Agronegócio bate recorde, enquanto fome aumenta no Brasil
Enquanto produtores agrícolas focam em itens para exportação, para receber em dólar ou euro, preço dos alimentos no país sobe. Alta dos preços e do desemprego tem levado milhões de brasileiros à fome
O agronegócio no Brasil está batendo recordes. Os produtores e empresários só têm a comemorar. Em 2020, em meio às dificuldades econômicas geradas pela pandemia, a agropecuária foi o único setor a crescer. Com tanto alimento sendo produzido, por que 19 milhões de brasileiros passam fome?
No final do ano passado, pouco mais da metade da população brasileira (116,8 milhões) convivia com algum nível de insegurança alimentar, segundo pesquisa realizada pela Rede Brasileira de Pesquisa em Soberania e Segurança Alimentar e Nutricional (Penssan).
Insegurança alimentar é a falta do acesso pleno e regular a alimentos de qualidade, em quantidade suficiente, sem comprometer o acesso a outras necessidades essenciais, como moradia.
Com o desemprego, a renda da população caiu.
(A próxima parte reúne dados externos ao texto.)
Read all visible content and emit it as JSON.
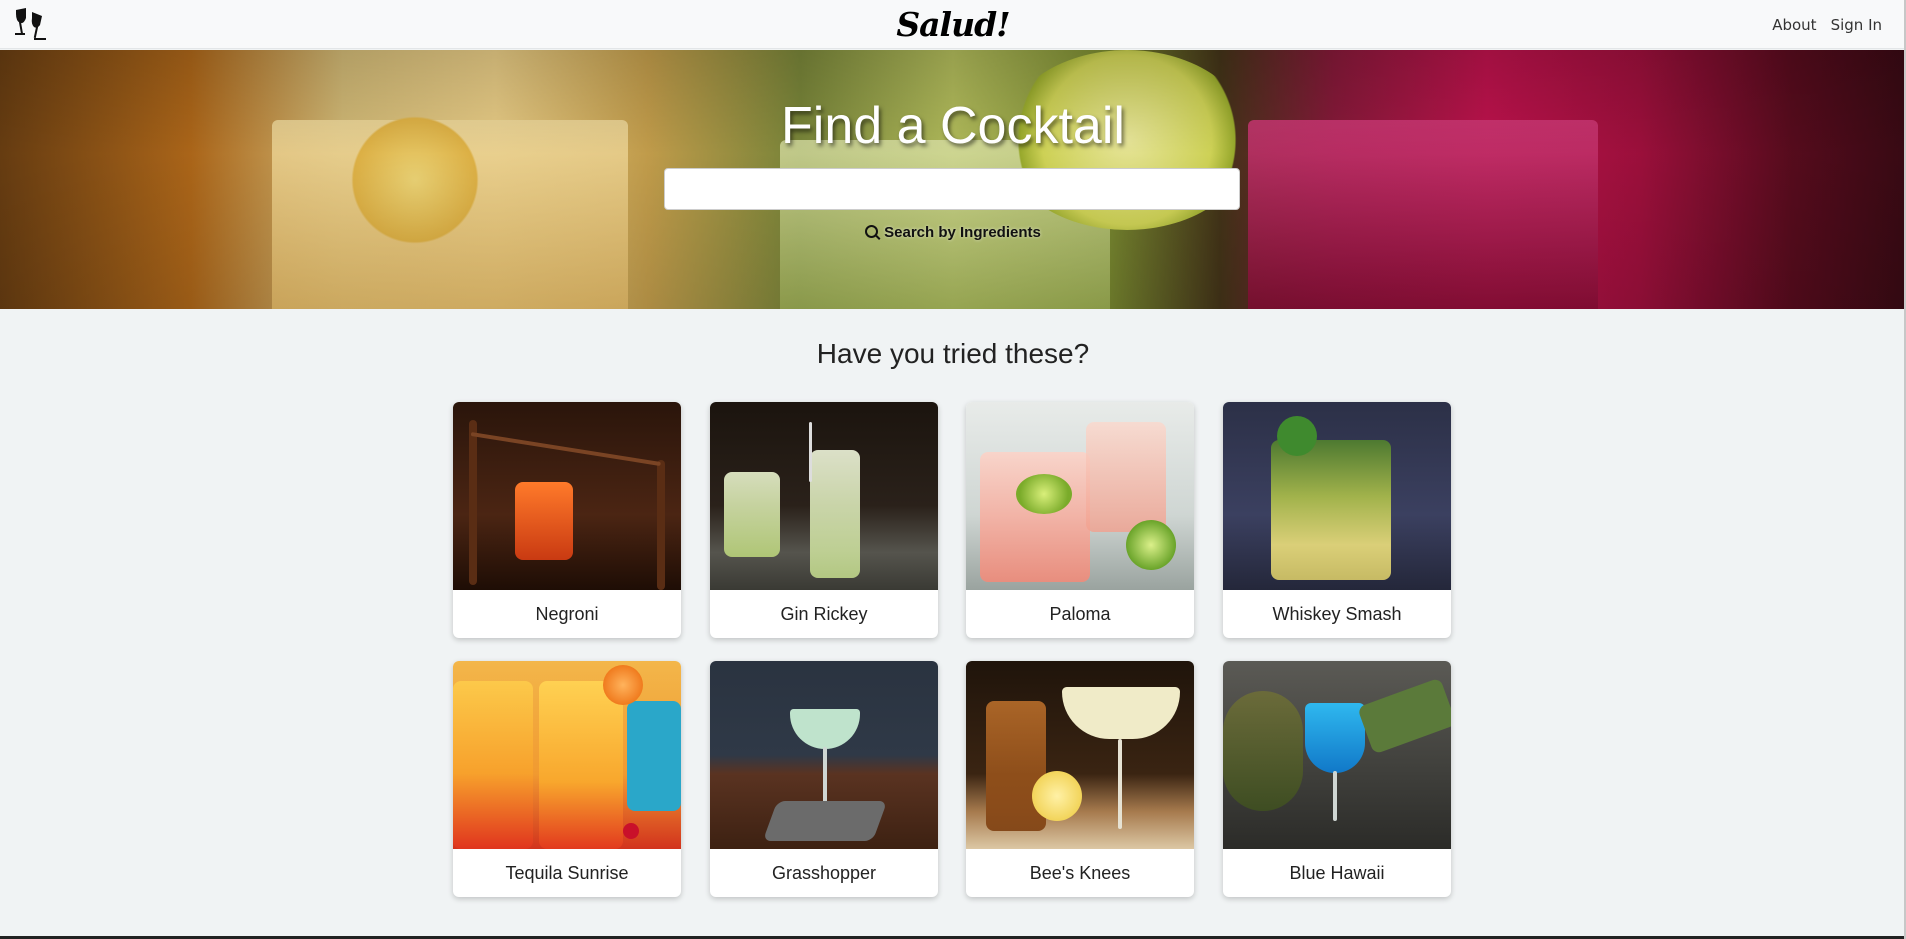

Em paralelo, o preço dos alimentos subiu, dificultando o acesso dos mais pobres, que precisam de programas sociais.
Em comparação, a remuneração pelo cultivo de alimentos no mercado interno tem sido pouco atrativa, mesmo para o pequeno produtor. A chamada agricultura familiar é responsável por boa parte do que chega à mesa dos brasileiros. Os grandes produtores não estão interessados em vender para o próprio país, e preferem a venda externa, para receber em dólar ou euro.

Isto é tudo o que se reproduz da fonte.